翼は2年間少年院にいて中学卒業の資格を得ていたが、
出院直前に担当教官から贖罪の気持ちが深まっているかに関しては疑問が残ると言われた。
吉永がいつも立ち寄る駅前の居酒屋で翼はアルバイトしていたが、
吉永は異動を命じられ翼と一緒に行こうとすると通信教育をやめて料理人になりたいと言いだした。
あの場所なら翼はやり直せると期待して1人で甲府に行く事にした。
 
出院してから2年経ち翼は来年には調理師免許の資格を取れるため勉強をはじめていた。
吉永は約束を守るため翼を連れて藤井を訪ねる約束を神崎に取りつけてもらった。
だが、待ち合わせ場所に翼は来なかった。
店の従業員に事件の事を知られ自分が作ったまかないを捨てられた事で店を飛び出してしまったのだ。
 
やっと連絡がとれた翼から「あの場所で待ってる」と電話を切られペロのお墓で自殺するのではと不安になり急いで駆け付けると暗闇に立っている翼を見付けます。
翼は事件の日、ハムスターを殺させている優斗に対して怒りがわいてきたのだ。
自殺など考えてなく優斗を殺そうとしてメールで呼び出したが急に怖くなり誰かに止めてほしくて吉永に電話していたのです。
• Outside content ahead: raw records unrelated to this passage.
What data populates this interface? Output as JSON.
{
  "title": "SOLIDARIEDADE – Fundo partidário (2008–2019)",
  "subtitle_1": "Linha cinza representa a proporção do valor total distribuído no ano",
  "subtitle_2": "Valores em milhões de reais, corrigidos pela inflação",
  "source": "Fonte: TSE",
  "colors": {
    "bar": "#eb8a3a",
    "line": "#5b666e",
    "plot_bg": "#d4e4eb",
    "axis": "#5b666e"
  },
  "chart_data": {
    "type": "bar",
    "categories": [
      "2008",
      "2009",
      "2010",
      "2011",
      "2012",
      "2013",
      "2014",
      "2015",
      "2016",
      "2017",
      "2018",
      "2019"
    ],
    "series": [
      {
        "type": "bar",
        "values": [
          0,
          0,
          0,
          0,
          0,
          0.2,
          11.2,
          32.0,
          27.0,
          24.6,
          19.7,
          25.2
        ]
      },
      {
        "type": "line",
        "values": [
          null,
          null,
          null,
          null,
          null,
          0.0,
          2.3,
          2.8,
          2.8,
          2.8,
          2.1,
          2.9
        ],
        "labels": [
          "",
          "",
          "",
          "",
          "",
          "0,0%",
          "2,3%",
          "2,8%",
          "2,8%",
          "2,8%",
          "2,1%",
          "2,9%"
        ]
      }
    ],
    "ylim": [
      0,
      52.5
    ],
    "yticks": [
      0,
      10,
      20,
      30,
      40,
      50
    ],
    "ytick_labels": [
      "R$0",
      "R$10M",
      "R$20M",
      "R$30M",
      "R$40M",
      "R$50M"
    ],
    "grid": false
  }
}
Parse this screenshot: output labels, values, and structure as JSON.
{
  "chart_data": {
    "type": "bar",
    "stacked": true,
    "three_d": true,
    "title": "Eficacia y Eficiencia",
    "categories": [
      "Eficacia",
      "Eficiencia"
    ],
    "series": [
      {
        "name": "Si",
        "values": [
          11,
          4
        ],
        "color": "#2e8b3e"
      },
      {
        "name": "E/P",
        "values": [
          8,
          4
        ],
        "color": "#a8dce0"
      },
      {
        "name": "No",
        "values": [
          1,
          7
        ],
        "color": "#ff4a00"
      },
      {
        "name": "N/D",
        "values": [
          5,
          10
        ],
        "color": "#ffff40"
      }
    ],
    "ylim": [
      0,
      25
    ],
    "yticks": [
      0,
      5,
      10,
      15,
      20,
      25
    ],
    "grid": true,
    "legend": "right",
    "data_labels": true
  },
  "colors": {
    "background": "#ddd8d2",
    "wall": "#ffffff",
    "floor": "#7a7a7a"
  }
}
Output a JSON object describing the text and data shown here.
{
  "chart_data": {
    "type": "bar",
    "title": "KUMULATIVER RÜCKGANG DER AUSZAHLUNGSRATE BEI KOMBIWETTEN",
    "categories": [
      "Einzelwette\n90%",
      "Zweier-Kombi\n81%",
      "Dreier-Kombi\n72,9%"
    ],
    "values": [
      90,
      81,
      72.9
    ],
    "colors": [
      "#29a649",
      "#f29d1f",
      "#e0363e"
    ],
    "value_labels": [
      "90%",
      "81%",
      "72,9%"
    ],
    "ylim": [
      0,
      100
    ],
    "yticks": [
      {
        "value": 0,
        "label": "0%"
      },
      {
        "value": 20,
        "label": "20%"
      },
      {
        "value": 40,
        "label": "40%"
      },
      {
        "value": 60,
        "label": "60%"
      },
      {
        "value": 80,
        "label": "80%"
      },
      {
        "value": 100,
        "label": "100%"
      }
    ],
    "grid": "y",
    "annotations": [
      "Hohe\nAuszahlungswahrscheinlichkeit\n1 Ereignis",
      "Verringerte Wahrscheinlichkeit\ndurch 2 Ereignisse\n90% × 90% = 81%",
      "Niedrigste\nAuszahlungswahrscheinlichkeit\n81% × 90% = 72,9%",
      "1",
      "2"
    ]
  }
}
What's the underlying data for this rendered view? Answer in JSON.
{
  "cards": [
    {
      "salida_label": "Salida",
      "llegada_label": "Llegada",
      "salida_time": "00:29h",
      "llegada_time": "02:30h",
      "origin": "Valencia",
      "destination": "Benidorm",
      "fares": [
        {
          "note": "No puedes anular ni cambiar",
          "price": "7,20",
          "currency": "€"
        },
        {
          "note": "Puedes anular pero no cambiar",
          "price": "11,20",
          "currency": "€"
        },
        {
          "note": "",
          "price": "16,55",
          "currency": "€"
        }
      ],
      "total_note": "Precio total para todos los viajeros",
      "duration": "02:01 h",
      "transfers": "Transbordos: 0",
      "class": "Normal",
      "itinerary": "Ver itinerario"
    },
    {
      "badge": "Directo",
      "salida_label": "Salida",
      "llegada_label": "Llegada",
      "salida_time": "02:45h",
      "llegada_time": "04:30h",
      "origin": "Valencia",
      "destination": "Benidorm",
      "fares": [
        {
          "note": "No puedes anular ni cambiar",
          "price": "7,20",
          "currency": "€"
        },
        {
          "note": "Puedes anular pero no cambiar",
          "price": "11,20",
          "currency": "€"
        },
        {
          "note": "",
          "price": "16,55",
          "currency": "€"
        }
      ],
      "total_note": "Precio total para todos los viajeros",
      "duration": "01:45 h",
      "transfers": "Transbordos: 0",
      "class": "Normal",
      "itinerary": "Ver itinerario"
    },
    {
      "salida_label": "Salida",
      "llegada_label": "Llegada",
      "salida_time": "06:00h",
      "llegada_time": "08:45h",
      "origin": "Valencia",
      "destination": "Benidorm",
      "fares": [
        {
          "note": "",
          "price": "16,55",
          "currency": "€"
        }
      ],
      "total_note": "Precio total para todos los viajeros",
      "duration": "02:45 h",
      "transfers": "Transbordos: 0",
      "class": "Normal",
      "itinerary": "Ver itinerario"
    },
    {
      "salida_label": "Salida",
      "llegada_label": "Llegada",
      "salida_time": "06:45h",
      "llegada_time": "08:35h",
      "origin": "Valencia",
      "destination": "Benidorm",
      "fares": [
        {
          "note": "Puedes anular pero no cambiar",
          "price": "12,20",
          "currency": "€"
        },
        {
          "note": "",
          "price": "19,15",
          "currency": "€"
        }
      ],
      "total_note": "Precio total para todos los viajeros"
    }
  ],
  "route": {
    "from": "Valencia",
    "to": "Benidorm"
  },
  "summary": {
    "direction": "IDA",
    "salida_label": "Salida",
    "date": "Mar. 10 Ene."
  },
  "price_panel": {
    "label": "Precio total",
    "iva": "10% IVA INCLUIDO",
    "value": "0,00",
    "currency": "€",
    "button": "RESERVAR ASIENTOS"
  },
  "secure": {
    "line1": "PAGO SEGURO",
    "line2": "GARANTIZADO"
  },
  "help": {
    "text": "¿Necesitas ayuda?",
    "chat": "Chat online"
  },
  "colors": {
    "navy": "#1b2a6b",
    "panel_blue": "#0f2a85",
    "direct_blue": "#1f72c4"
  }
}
自殺しようとしていたと思っている吉永に本当の事が言えずに苦しんでいました。
 
自分の作った料理を吉永がおいしく食べているのを見て翼は嬉しくて泣いていた。
その姿をみた吉永は本当の事を聞いても成長した姿が見れるから生きていてよかったと話す。
だが藤井はそれすらもできないのだと伝えると優斗を大切にしている人の心も殺したんだと心から気付きます。
 
翼は何が更生が分からないが謝りたいと思い藤井に謝罪した。
優斗を恨んでいた事を正直に話すが今では取り返しのつかないことをしたと頭を下げ優斗の写真を掴み泣きながら「ごめん」と何回も謝った。
最後に線香をあげてもいいから二度と来るなと藤井に言われ吉永は翼の背中をみつめ、もう1人にはさせないと思うのだ。